Below is a chart comparing the Shanghai Composite with the price of Bitcoin. First, let’s look at the month of July, where the Shanghai composite started its rally, while Bitcoin topped out after making a rally of its own in the wake of the Mt. Gox debacle. In mid July, The People’s Bank of China (PBOC) announced CNY 1 trillion of "Pledged Supplementary Lending" PSL to the China Development Bank. This was later dubbed quantitative easing QE lite.
The second major event happened in November right around the time Bitcoin had a false breakout. (See my previous writings on this). This led to another surge in the Shanghai Composite and another leg down in the price of Bitcoin. This was a surprise rate cut by the PBOC coupled with A shares being available to global investors, as well as a linking between Shanghai and Hong Kong. This was thanks to the Shanghai-Hong Kong Stock Connect, often called the “through train,” which also allowed individual mainland Chinese investors to buy the big-name companies listed in Hong Kong.
These are all moves to stimulate China’s slowing economy by opening China’s financial markets. China has ambitions to make Shanghai a global financial center. It also allows mainland investors to put their money to work in the right companies and allows Hong Kong and the rest of the world to speculate on mainland Chinese companies. Thus far it has been noted more money has been flowing into China, than out of it.

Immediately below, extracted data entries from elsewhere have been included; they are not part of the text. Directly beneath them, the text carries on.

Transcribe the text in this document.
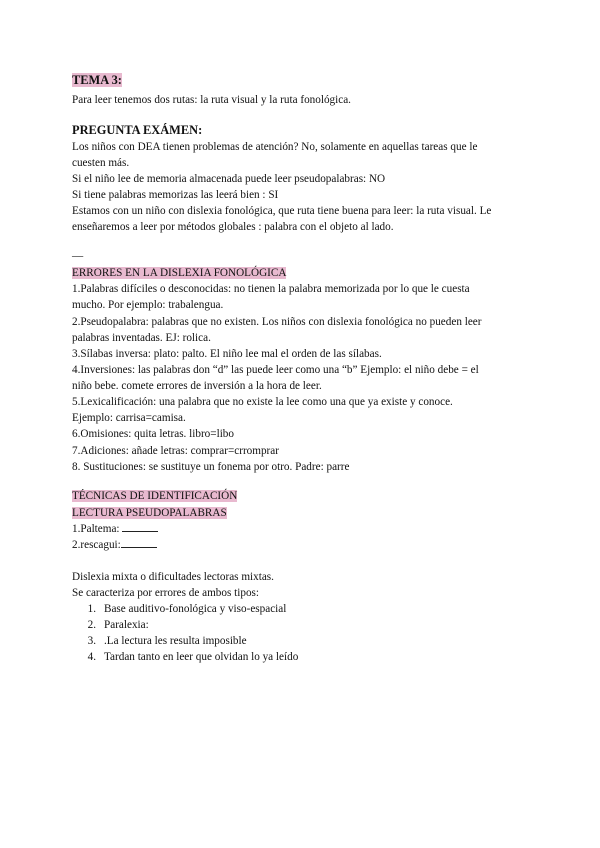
TEMA 3:
Para leer tenemos dos rutas: la ruta visual y la ruta fonológica.
PREGUNTA EXÁMEN:
Los niños con DEA tienen problemas de atención? No, solamente en aquellas tareas que le
cuesten más.
Si el niño lee de memoria almacenada puede leer pseudopalabras: NO
Si tiene palabras memorizas las leerá bien : SI
Estamos con un niño con dislexia fonológica, que ruta tiene buena para leer: la ruta visual. Le
enseñaremos a leer por métodos globales : palabra con el objeto al lado.
—
ERRORES EN LA DISLEXIA FONOLÓGICA
1.Palabras difíciles o desconocidas: no tienen la palabra memorizada por lo que le cuesta
mucho. Por ejemplo: trabalengua.
2.Pseudopalabra: palabras que no existen. Los niños con dislexia fonológica no pueden leer
palabras inventadas. EJ: rolica.
3.Sílabas inversa: plato: palto. El niño lee mal el orden de las sílabas.
4.Inversiones: las palabras don “d” las puede leer como una “b” Ejemplo: el niño debe = el
niño bebe. comete errores de inversión a la hora de leer.
5.Lexicalificación: una palabra que no existe la lee como una que ya existe y conoce.
Ejemplo: carrisa=camisa.
6.Omisiones: quita letras. libro=libo
7.Adiciones: añade letras: comprar=crromprar
8. Sustituciones: se sustituye un fonema por otro. Padre: parre
TÉCNICAS DE IDENTIFICACIÓN
LECTURA PSEUDOPALABRAS
1.Paltema:
2.rescagui:
Dislexia mixta o dificultades lectoras mixtas.
Se caracteriza por errores de ambos tipos:
1. Base auditivo-fonológica y viso-espacial
2. Paralexia:
3. .La lectura les resulta imposible
4. Tardan tanto en leer que olvidan lo ya leído
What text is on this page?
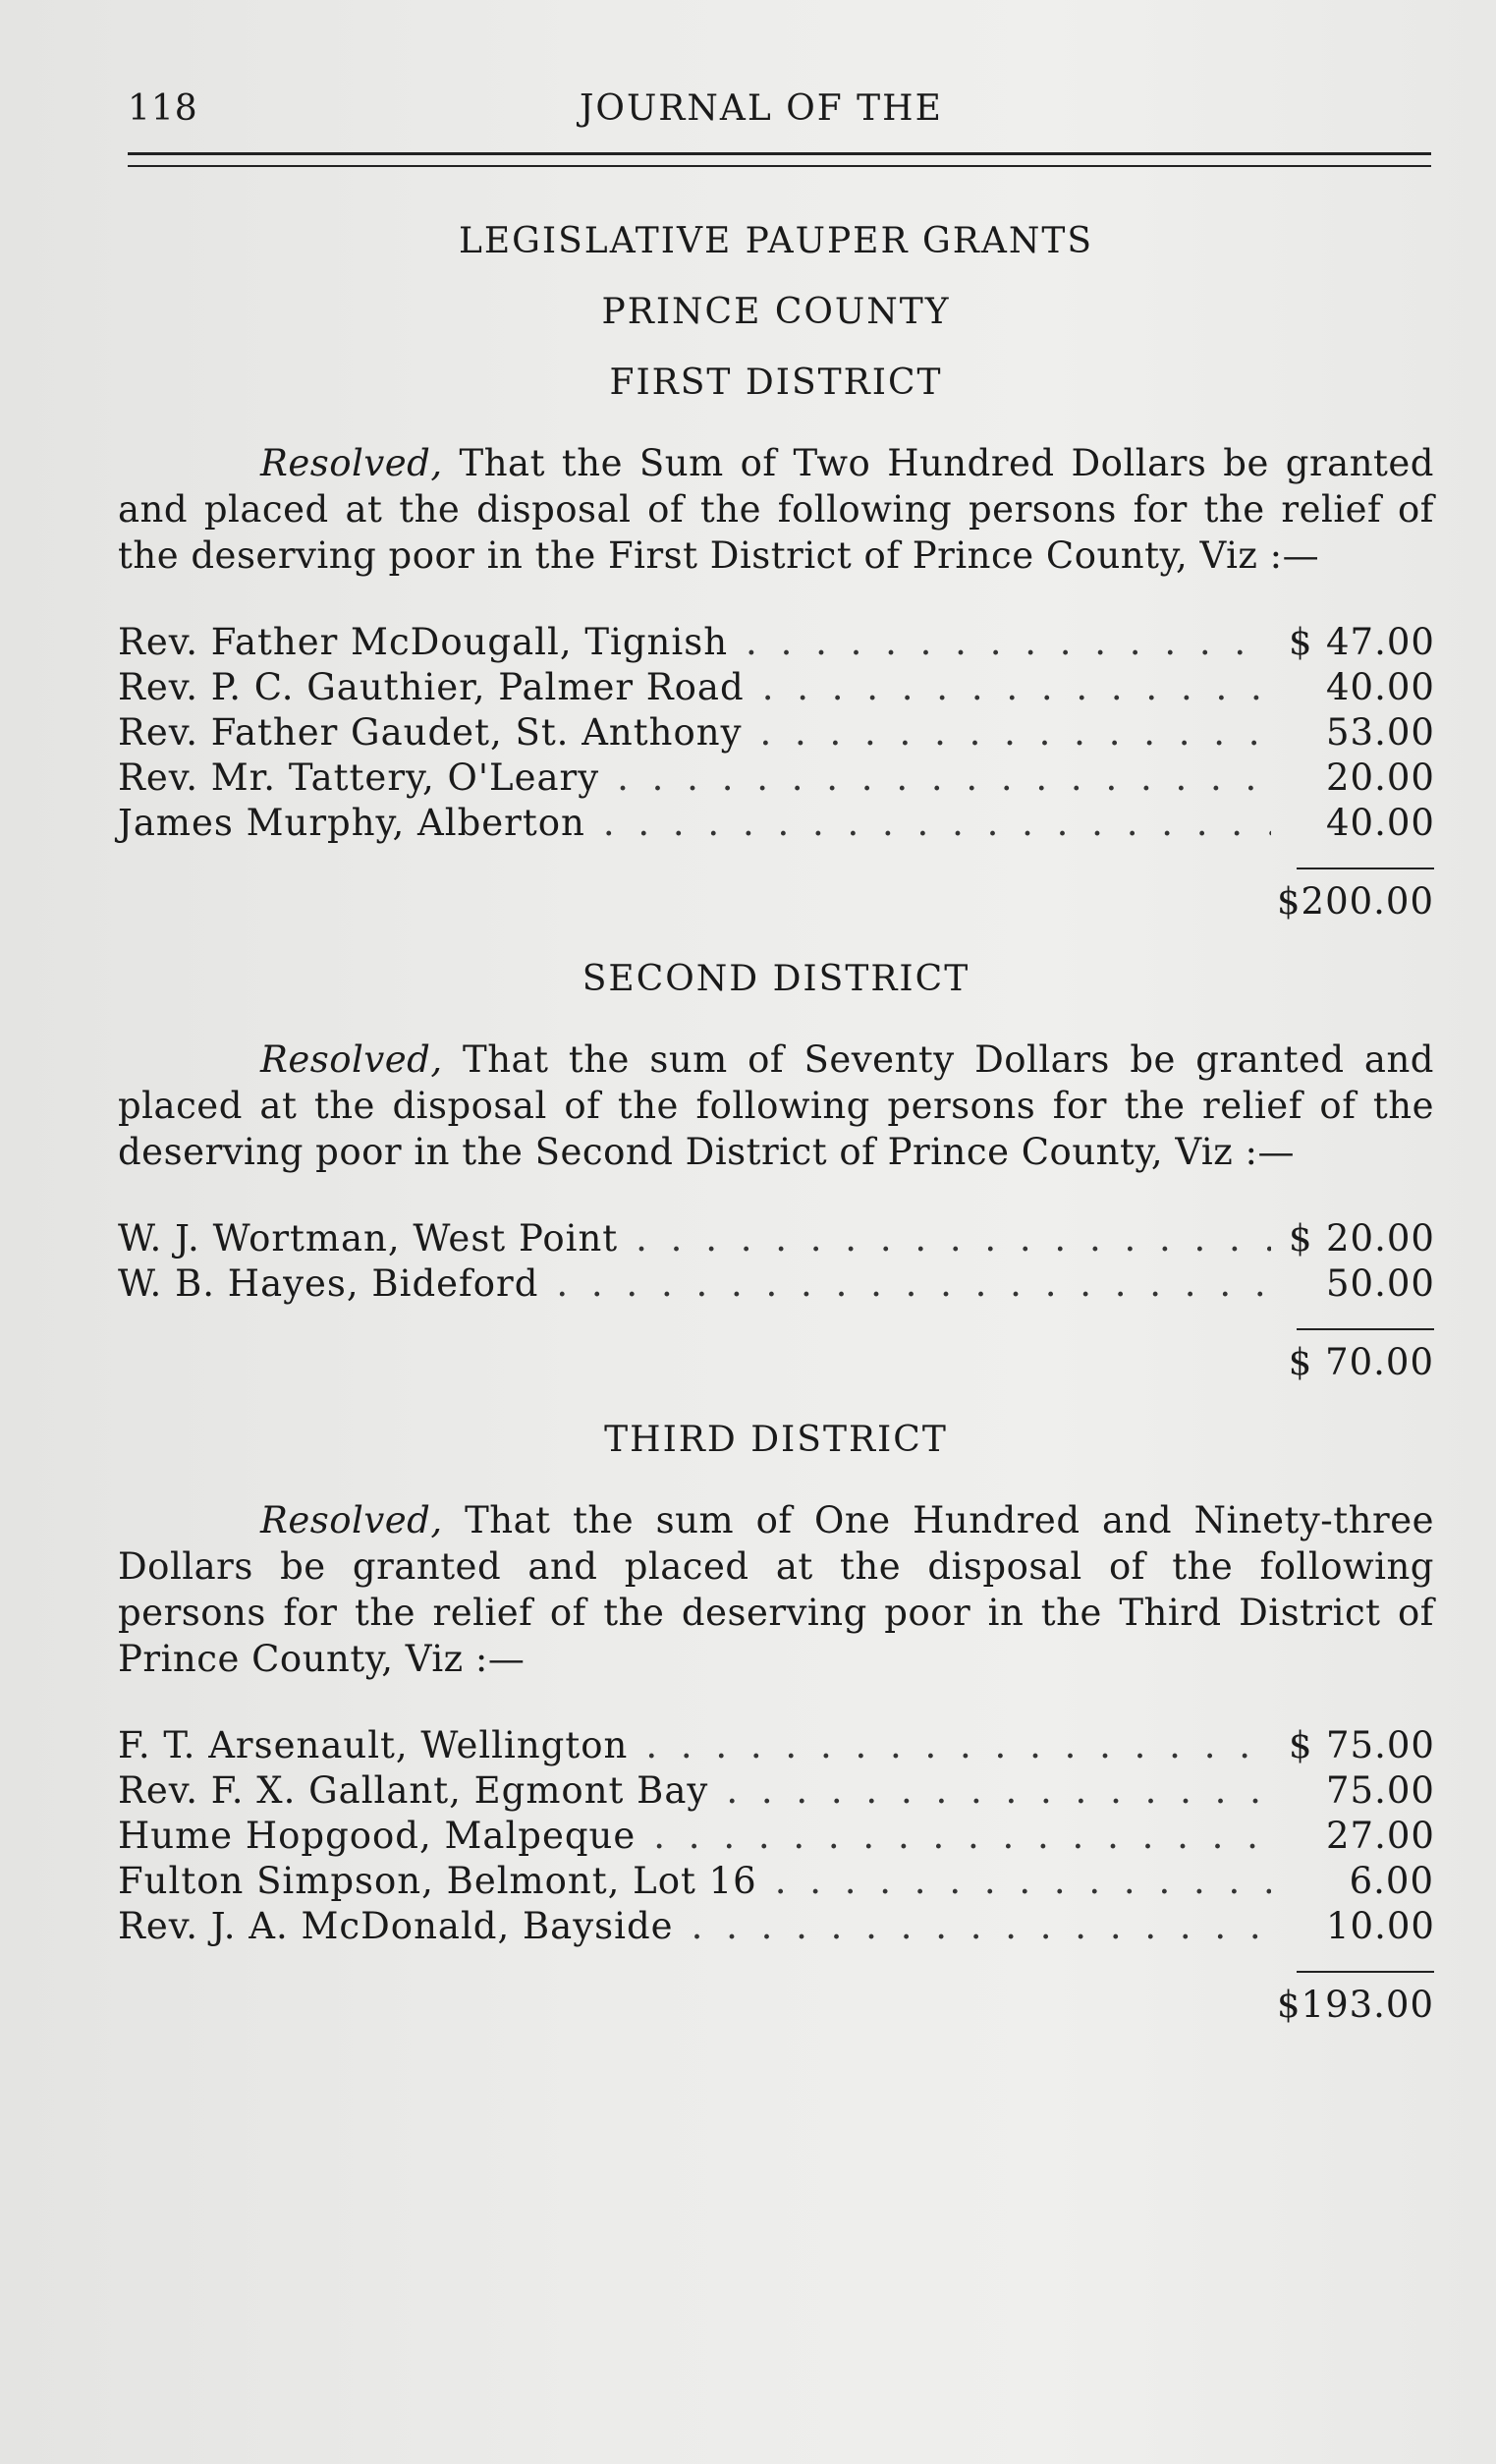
118	JOURNAL OF THE

LEGISLATIVE PAUPER GRANTS

PRINCE COUNTY

FIRST DISTRICT

Resolved, That the Sum of Two Hundred Dollars be granted and placed at the disposal of the following persons for the relief of the deserving poor in the First District of Prince County, Viz :—

Rev. Father McDougall, Tignish . . .	$ 47.00
Rev. P. C. Gauthier, Palmer Road . . .	40.00
Rev. Father Gaudet, St. Anthony . . .	53.00
Rev. Mr. Tattery, O'Leary . . .	20.00
James Murphy, Alberton . . .	40.00
$200.00

SECOND DISTRICT

Resolved, That the sum of Seventy Dollars be granted and placed at the disposal of the following persons for the relief of the deserving poor in the Second District of Prince County, Viz :—

W. J. Wortman, West Point . . .	$ 20.00
W. B. Hayes, Bideford . . .	50.00
$ 70.00

THIRD DISTRICT

Resolved, That the sum of One Hundred and Ninety-three Dollars be granted and placed at the disposal of the following persons for the relief of the deserving poor in the Third District of Prince County, Viz :—

F. T. Arsenault, Wellington . . .	$ 75.00
Rev. F. X. Gallant, Egmont Bay . . .	75.00
Hume Hopgood, Malpeque . . .	27.00
Fulton Simpson, Belmont, Lot 16 . . .	6.00
Rev. J. A. McDonald, Bayside . . .	10.00
$193.00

These moves are also put into place to raise the investing standards of the average Chinese retail investor, as well as internationalize the currency (yuan). They are also part of the major reforms the government has decided to initiate in order to clean up the financial and banking sectors, along with state-owned enterprises (SOEs). Thus far these moves have worked as the Shanghai Composite has broken out of a multi-year downtrend and has surged.

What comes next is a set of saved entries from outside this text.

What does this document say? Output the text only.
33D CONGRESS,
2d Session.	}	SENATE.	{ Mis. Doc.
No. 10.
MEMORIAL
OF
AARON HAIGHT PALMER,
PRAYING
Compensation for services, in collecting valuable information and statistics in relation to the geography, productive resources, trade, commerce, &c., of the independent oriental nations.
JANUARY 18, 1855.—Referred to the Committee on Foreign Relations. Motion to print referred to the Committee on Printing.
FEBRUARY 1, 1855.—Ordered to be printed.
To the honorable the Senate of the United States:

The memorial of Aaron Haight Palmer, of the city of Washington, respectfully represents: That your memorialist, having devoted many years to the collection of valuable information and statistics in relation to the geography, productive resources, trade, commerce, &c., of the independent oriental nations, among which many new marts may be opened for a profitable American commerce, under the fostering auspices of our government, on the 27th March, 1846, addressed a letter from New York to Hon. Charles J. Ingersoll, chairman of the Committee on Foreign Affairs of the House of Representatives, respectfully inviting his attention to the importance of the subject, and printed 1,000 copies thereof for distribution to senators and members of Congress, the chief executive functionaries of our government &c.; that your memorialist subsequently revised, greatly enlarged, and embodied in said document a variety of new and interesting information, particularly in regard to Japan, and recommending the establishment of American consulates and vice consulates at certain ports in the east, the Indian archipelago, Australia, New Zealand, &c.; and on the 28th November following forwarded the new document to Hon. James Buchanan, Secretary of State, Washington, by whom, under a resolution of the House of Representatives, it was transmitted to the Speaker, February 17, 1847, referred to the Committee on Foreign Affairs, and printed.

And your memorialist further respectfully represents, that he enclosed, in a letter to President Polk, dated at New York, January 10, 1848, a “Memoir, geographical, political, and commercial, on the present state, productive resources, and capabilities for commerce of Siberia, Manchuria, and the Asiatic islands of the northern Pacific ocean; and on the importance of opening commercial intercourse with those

The chart below is a monthly chart of the Shanghai Composite going back to 2005. This shows the beginning of what looks like a major move:
As a result of the surge in the Shanghai margin, trading has surged massively in China. Leverage has proved a potent accelerant. Margin trading in Shanghai and Shenzhen has doubled since July to 800 billion yuan (US$130 billion), notes Chen Long at GaveKal Dragonomics.

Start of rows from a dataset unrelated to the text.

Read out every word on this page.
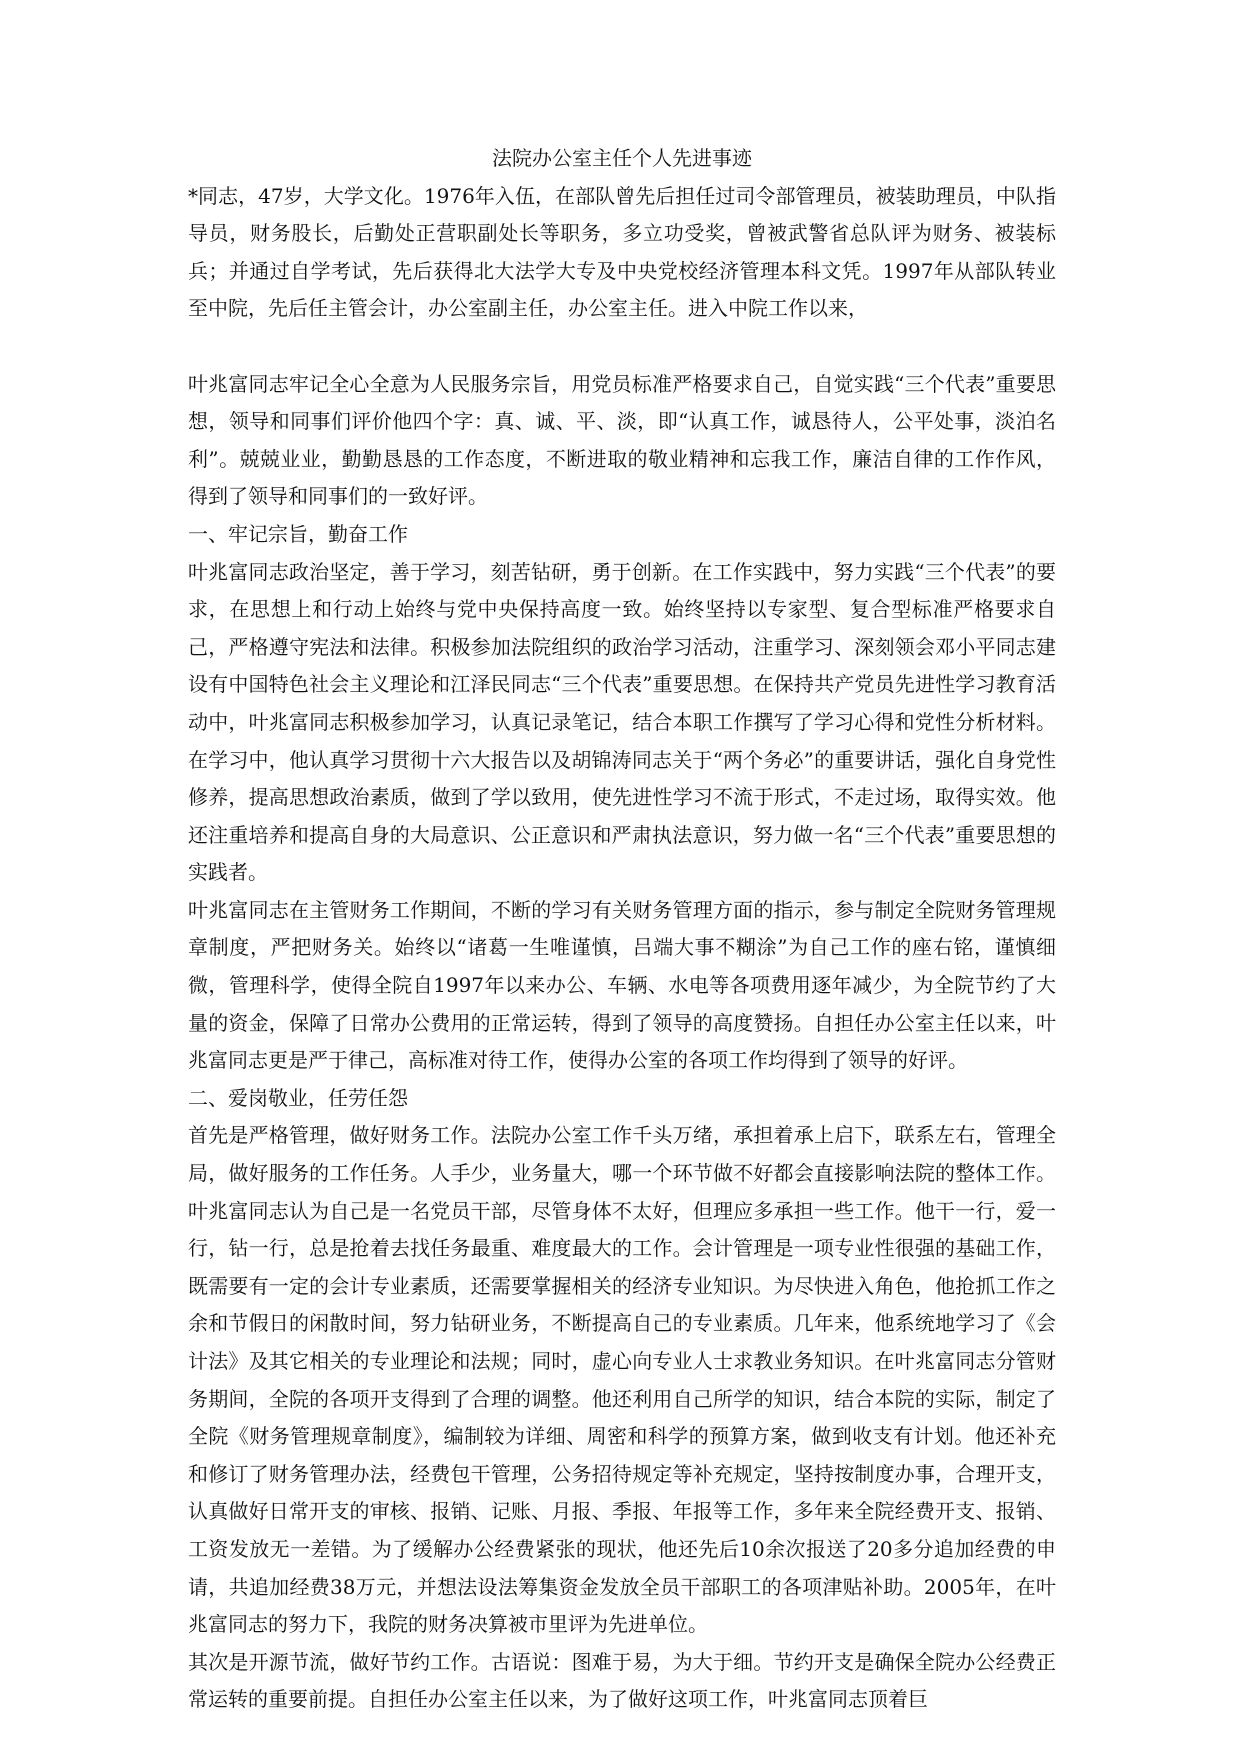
法院办公室主任个人先进事迹

*同志，47岁，大学文化。1976年入伍，在部队曾先后担任过司令部管理员，被装助理员，中队指导员，财务股长，后勤处正营职副处长等职务，多立功受奖，曾被武警省总队评为财务、被装标兵；并通过自学考试，先后获得北大法学大专及中央党校经济管理本科文凭。1997年从部队转业至中院，先后任主管会计，办公室副主任，办公室主任。进入中院工作以来，

叶兆富同志牢记全心全意为人民服务宗旨，用党员标准严格要求自己，自觉实践“三个代表”重要思想，领导和同事们评价他四个字：真、诚、平、淡，即“认真工作，诚恳待人，公平处事，淡泊名利”。兢兢业业，勤勤恳恳的工作态度，不断进取的敬业精神和忘我工作，廉洁自律的工作作风，得到了领导和同事们的一致好评。

一、牢记宗旨，勤奋工作

叶兆富同志政治坚定，善于学习，刻苦钻研，勇于创新。在工作实践中，努力实践“三个代表”的要求，在思想上和行动上始终与党中央保持高度一致。始终坚持以专家型、复合型标准严格要求自己，严格遵守宪法和法律。积极参加法院组织的政治学习活动，注重学习、深刻领会邓小平同志建设有中国特色社会主义理论和江泽民同志“三个代表”重要思想。在保持共产党员先进性学习教育活动中，叶兆富同志积极参加学习，认真记录笔记，结合本职工作撰写了学习心得和党性分析材料。在学习中，他认真学习贯彻十六大报告以及胡锦涛同志关于“两个务必”的重要讲话，强化自身党性修养，提高思想政治素质，做到了学以致用，使先进性学习不流于形式，不走过场，取得实效。他还注重培养和提高自身的大局意识、公正意识和严肃执法意识，努力做一名“三个代表”重要思想的实践者。

叶兆富同志在主管财务工作期间，不断的学习有关财务管理方面的指示，参与制定全院财务管理规章制度，严把财务关。始终以“诸葛一生唯谨慎，吕端大事不糊涂”为自己工作的座右铭，谨慎细微，管理科学，使得全院自1997年以来办公、车辆、水电等各项费用逐年减少，为全院节约了大量的资金，保障了日常办公费用的正常运转，得到了领导的高度赞扬。自担任办公室主任以来，叶兆富同志更是严于律己，高标准对待工作，使得办公室的各项工作均得到了领导的好评。

二、爱岗敬业，任劳任怨

首先是严格管理，做好财务工作。法院办公室工作千头万绪，承担着承上启下，联系左右，管理全局，做好服务的工作任务。人手少，业务量大，哪一个环节做不好都会直接影响法院的整体工作。叶兆富同志认为自己是一名党员干部，尽管身体不太好，但理应多承担一些工作。他干一行，爱一行，钻一行，总是抢着去找任务最重、难度最大的工作。会计管理是一项专业性很强的基础工作，既需要有一定的会计专业素质，还需要掌握相关的经济专业知识。为尽快进入角色，他抢抓工作之余和节假日的闲散时间，努力钻研业务，不断提高自己的专业素质。几年来，他系统地学习了《会计法》及其它相关的专业理论和法规；同时，虚心向专业人士求教业务知识。在叶兆富同志分管财务期间，全院的各项开支得到了合理的调整。他还利用自己所学的知识，结合本院的实际，制定了全院《财务管理规章制度》，编制较为详细、周密和科学的预算方案，做到收支有计划。他还补充和修订了财务管理办法，经费包干管理，公务招待规定等补充规定，坚持按制度办事，合理开支，认真做好日常开支的审核、报销、记账、月报、季报、年报等工作，多年来全院经费开支、报销、工资发放无一差错。为了缓解办公经费紧张的现状，他还先后10余次报送了20多分追加经费的申请，共追加经费38万元，并想法设法筹集资金发放全员干部职工的各项津贴补助。2005年，在叶兆富同志的努力下，我院的财务决算被市里评为先进单位。

其次是开源节流，做好节约工作。古语说：图难于易，为大于细。节约开支是确保全院办公经费正常运转的重要前提。自担任办公室主任以来，为了做好这项工作，叶兆富同志顶着巨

This, along with declining interest rates in the market for interbank funds, further reduces returns on savings. The retail investor in China is back in the stock market, with the rate cut in the property and housing markets as well. Below are a few charts showing the surge in margin and futures trading in China:
Simply put, there are asset classes that are outperforming Bitcoin within China itself, and outside of China, as well and many Chinese investors participating as the charts above show. One of the major arguments for Bitcoin in China was a way for wealthy Chinese to move money offshore, which may still hold true. However, government attempts to stimulate and reform the economy have worked and investors are buying into it.
Money flows to where money can be made, and this year that has not been Bitcoin. There are far more liquid markets experiencing price appreciation. Bitcoin has such a small market cap presently that it would not take much money moving out of it and being reallocated into other asset classes for price to move down. It does appear as Chinese money has stopped accumulating Bitcoin and has become more of a speculative trading vehicle. In other words, there isn’t much “committed” money.